Liès Hebbadj : des comptes à rendre au fisc

Bon travail journalistique de Presse-Océan ( 11 mai ) sous le titre : Voile au volant, contre enquête. Dressant " Le vrai visage de Liès Hebbadj" il souligne qu'avec au moins trois compagnes et douze enfants, il est pour le moins polygame " au sens moral" ce qui n'est pas juridiquement sanctionnable. La situation au regard des prestations sociales est sans doute sur le même plan, avec un total mensuel d'allocations "d'environ 5000 €", les allocations versées aux concubines étant retirées en liquides le lendemain du versement. L'enquête montrerait qu'il aurait été perçu de la sorte un montant " estimé à 150 000€ ", mais la procédure " pourrait s'avérer creuse".
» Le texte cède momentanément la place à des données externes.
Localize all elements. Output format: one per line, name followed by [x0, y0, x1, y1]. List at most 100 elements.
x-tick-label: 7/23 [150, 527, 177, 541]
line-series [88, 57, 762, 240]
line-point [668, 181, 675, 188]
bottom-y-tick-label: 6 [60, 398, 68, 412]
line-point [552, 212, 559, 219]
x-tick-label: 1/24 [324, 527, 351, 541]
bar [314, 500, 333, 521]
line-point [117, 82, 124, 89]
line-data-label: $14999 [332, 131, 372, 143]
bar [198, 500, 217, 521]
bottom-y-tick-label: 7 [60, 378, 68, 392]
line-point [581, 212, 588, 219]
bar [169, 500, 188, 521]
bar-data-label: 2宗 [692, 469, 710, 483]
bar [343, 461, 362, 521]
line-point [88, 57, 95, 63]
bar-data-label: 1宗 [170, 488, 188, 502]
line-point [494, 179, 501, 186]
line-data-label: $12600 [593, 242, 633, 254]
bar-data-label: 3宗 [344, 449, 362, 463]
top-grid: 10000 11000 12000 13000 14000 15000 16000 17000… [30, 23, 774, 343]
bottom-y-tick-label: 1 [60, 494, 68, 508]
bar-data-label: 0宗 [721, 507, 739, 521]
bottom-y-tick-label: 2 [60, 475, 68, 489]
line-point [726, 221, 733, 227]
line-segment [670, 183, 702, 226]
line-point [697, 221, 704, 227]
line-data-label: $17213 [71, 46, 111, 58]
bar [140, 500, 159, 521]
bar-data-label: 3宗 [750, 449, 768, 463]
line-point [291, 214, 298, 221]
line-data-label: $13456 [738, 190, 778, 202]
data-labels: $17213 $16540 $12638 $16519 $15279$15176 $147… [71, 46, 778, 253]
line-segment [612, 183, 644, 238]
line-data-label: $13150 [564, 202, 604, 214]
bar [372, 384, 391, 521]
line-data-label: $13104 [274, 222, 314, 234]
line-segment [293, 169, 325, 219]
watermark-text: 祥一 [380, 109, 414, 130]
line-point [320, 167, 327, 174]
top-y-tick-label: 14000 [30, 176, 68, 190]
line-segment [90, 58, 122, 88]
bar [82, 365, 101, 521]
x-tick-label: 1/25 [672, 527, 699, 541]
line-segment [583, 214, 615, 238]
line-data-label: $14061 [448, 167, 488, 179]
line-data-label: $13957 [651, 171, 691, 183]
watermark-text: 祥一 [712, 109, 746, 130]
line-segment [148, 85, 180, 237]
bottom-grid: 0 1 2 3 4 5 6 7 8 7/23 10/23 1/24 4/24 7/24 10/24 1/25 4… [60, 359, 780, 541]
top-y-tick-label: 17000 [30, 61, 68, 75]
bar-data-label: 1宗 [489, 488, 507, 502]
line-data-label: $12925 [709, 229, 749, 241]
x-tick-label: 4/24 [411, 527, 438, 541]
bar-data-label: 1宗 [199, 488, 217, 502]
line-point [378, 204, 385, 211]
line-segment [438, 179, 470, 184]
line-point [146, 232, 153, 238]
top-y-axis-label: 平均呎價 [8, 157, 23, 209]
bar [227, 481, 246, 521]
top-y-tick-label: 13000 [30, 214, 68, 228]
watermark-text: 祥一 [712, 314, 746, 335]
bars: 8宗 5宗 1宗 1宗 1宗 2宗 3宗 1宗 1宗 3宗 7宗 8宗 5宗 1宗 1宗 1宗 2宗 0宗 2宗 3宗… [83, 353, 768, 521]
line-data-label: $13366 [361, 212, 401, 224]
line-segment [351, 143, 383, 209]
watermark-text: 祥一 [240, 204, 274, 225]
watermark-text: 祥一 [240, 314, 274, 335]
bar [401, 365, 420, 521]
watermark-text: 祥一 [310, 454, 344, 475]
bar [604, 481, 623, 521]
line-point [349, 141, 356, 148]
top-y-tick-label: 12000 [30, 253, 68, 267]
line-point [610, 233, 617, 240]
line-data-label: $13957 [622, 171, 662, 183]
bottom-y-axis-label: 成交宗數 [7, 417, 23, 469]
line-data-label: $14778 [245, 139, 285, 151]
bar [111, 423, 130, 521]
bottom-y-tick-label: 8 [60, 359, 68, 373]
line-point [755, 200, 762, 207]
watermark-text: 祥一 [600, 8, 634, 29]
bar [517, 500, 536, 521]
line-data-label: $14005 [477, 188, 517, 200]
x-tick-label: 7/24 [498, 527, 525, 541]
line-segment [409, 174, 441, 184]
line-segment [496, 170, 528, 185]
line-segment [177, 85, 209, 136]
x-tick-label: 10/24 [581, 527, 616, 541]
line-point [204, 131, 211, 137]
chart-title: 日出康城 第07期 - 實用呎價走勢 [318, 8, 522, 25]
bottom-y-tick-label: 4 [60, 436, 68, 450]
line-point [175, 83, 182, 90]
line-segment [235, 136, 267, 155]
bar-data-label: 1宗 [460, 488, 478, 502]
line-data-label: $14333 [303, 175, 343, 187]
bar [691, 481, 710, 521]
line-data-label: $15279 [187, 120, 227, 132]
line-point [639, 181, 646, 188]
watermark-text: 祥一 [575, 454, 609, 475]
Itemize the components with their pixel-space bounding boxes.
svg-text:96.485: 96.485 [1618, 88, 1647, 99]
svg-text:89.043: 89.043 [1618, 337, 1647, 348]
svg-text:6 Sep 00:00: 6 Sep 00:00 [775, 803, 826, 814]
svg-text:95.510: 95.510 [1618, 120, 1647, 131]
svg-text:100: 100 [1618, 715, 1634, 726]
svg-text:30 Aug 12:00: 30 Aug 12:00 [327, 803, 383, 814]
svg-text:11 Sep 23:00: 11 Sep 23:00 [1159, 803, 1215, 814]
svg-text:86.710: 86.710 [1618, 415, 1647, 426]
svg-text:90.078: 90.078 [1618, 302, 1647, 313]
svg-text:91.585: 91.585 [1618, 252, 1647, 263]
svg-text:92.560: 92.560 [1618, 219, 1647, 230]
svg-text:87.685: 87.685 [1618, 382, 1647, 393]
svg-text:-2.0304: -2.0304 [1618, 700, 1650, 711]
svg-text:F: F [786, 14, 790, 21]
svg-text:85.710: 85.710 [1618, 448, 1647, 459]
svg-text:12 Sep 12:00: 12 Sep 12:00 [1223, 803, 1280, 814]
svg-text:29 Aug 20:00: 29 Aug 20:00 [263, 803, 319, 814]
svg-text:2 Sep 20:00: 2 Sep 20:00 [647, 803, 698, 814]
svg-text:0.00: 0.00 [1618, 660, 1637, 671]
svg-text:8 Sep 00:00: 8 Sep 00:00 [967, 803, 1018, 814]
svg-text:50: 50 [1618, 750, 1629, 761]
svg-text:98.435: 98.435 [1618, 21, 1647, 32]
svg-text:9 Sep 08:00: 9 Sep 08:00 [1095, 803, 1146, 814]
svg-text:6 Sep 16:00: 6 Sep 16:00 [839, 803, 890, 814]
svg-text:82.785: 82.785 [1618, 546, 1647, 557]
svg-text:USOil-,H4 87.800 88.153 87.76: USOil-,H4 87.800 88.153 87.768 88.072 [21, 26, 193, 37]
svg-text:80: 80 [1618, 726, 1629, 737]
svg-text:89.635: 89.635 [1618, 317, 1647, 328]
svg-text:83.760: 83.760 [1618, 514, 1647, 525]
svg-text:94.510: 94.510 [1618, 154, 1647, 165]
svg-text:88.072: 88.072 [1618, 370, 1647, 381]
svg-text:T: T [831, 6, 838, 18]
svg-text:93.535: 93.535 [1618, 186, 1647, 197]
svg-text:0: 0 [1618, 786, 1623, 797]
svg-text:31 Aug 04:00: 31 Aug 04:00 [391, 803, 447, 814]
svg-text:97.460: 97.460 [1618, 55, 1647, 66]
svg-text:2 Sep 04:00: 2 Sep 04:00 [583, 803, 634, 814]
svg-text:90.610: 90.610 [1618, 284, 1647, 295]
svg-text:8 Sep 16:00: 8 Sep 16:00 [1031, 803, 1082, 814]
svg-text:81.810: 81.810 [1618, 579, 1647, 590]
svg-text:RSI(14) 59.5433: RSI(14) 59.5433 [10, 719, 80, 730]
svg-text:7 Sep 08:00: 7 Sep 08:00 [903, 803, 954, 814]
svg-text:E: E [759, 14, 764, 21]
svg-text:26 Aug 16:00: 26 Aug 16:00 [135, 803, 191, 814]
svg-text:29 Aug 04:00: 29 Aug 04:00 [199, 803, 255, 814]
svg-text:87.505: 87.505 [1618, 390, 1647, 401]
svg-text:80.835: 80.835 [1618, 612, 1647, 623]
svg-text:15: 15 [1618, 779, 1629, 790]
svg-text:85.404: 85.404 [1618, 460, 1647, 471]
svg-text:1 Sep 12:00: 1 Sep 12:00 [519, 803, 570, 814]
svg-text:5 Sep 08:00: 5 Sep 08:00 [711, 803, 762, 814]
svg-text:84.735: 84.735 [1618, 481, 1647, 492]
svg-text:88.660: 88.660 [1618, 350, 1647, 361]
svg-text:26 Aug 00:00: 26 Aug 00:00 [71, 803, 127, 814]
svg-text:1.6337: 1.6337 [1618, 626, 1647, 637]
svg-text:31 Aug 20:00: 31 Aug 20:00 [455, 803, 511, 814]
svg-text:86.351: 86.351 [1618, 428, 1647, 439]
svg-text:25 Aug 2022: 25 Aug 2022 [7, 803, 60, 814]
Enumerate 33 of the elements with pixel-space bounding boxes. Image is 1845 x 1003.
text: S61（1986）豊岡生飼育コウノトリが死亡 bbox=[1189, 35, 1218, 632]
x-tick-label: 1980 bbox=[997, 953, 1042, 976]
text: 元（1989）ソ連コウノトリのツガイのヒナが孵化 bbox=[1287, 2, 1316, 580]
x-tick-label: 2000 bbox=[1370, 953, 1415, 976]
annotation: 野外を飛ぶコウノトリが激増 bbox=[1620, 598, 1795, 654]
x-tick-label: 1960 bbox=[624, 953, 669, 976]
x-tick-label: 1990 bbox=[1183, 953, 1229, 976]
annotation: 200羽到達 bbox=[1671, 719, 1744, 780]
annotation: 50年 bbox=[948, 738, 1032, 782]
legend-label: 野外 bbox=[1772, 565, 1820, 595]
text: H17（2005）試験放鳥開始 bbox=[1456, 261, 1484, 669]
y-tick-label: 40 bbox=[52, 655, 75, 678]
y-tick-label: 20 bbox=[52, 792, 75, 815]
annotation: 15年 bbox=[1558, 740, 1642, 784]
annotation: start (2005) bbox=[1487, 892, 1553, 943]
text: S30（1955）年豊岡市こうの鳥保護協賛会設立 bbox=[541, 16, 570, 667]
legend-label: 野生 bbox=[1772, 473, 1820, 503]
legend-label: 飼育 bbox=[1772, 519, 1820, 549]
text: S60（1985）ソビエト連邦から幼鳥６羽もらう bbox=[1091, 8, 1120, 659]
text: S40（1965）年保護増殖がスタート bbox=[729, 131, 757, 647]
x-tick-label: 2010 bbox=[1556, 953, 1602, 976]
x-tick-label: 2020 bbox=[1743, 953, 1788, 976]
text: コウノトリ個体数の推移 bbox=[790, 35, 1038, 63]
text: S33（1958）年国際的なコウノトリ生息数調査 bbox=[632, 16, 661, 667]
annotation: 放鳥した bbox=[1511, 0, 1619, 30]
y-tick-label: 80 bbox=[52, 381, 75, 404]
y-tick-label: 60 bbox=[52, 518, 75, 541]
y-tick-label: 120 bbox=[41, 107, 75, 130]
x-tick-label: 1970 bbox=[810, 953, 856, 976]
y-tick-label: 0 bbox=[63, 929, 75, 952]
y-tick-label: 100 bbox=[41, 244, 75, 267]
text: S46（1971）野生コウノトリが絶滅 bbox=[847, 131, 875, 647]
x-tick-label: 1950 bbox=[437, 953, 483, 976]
Une chose m'étonne dans cette affaire : que font les impôts ? car l'Administration fiscale a les moyens juridiques d'enquêter sur les moyens d'existence de n'importe quel contribuable et de taxer les revenus occultes, en partant notamment des dépenses effectuées. Comment Liès Hebbadj a-t-il financé ses nombreux voyages au Pakistan, Syrie, et Afghanistan ? comment finance-t-il son train de vie qui paraît confortable ? Comment ont été financés ses fonds de commerce ? Autant de domaine où l'intéressé devrait avoir à s'expliquer devant le fisc, et être pour le moins taxé, voire sanctionné sur le plan pénal. Ce serait la réponse minimale devant un cynisme affiché.